The idea behind value-based contracting is simple: Reimbursement for an expensive drug is tied to whether it performs as promised. “Though the drug may promise to cure these patients for life, these are early days in their use,” says Armstrong. “What we’re saying is, show us the clinical value proposition first.” For their part, manufacturers are open to strategies like this as a way for patients to gain access to their product — and indeed, many have already been experimenting with models like this on their own. Novartis, the maker of the $2 million drug, is offering insurers a five-year installment payment plan, with refunds if the gene therapy doesn’t perform as expected. CVS Health has drafted a number of these contracts, and the formula for both parties can be complex, taking into account how the drug is administered, expectations for recovery and the role of side effects and other clinical issues.

Medical and Network Management

With the financial stakes of a high-cost drug, it’s critical to see that the treatment is administered in the best way and to someone who has the greatest potential to benefit. “We want to make sure these high-cost drugs are going to the right patients in the right setting,” says Armstrong. One effort takes a page from a CVS Health protocol improving outcomes for members who need bone marrow and organ transplants. The National Medical Excellence (NME) program partners Aetna case managers with experts at hospitals and other health care settings that have demonstrated superior track records and medical standards, ensuring that a major procedure is administered with the greatest chance of long-term success.

In the case of gene therapy, for example, that medical management partnership would apply in many of the same ways, but also extend to collaborations with the manufacturer. Additionally, CVS Health is forming a designated network of gene therapy, cellular and other innovative therapies (GCIT™) providers who meet product, quality and economic standards.

Headshot of Joanne Armstrong

“The drug pipeline is very exciting from a clinical point of view.”

Joanne Armstrong, M.D., M.P.H., Chief Medical Officer for Women’s Health and Genomics, CVS Health

Financial Protection Plans

One place a multimillion-dollar bill would be felt immediately is among smaller payment pools, such as self-funded employers. Stop-loss insurance is a way to cap those out-of-pocket expenses for claims at an agreed amount. CVS Health recently made available a gene therapy stop-loss program to Aetna and CVS Caremark PBM self-insured employers who do not otherwise have coverage. A separate, installment payment plan for select gene therapy products can also spread the payment of high-cost claims over several years. “These strategies give plan sponsors an approach to prevent them from the alternative — not covering these therapies at all,” Armstrong says. “That just wouldn’t be good for medicine.”

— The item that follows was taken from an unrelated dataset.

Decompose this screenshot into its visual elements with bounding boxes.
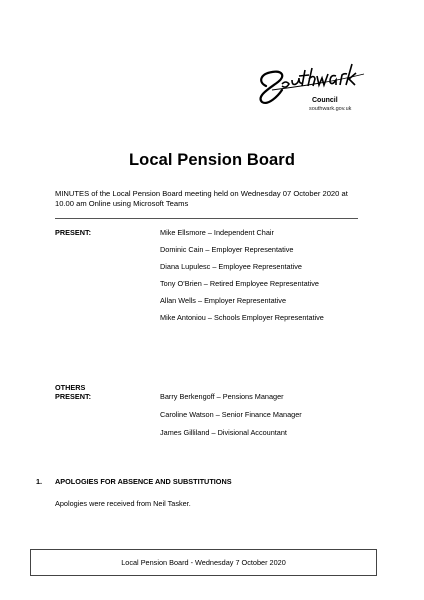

Since many of these payment strategies are so new, the coming year will bring a test of their success in managing costs for employers and patients. But industry experts see more value-based contracting as a way to prepare for paying for the next generation of pricey drugs. As other, larger patient populations with costly diseases — such as hemophilia — enter the payment pool, this kind of innovation will become even more critical to pursue.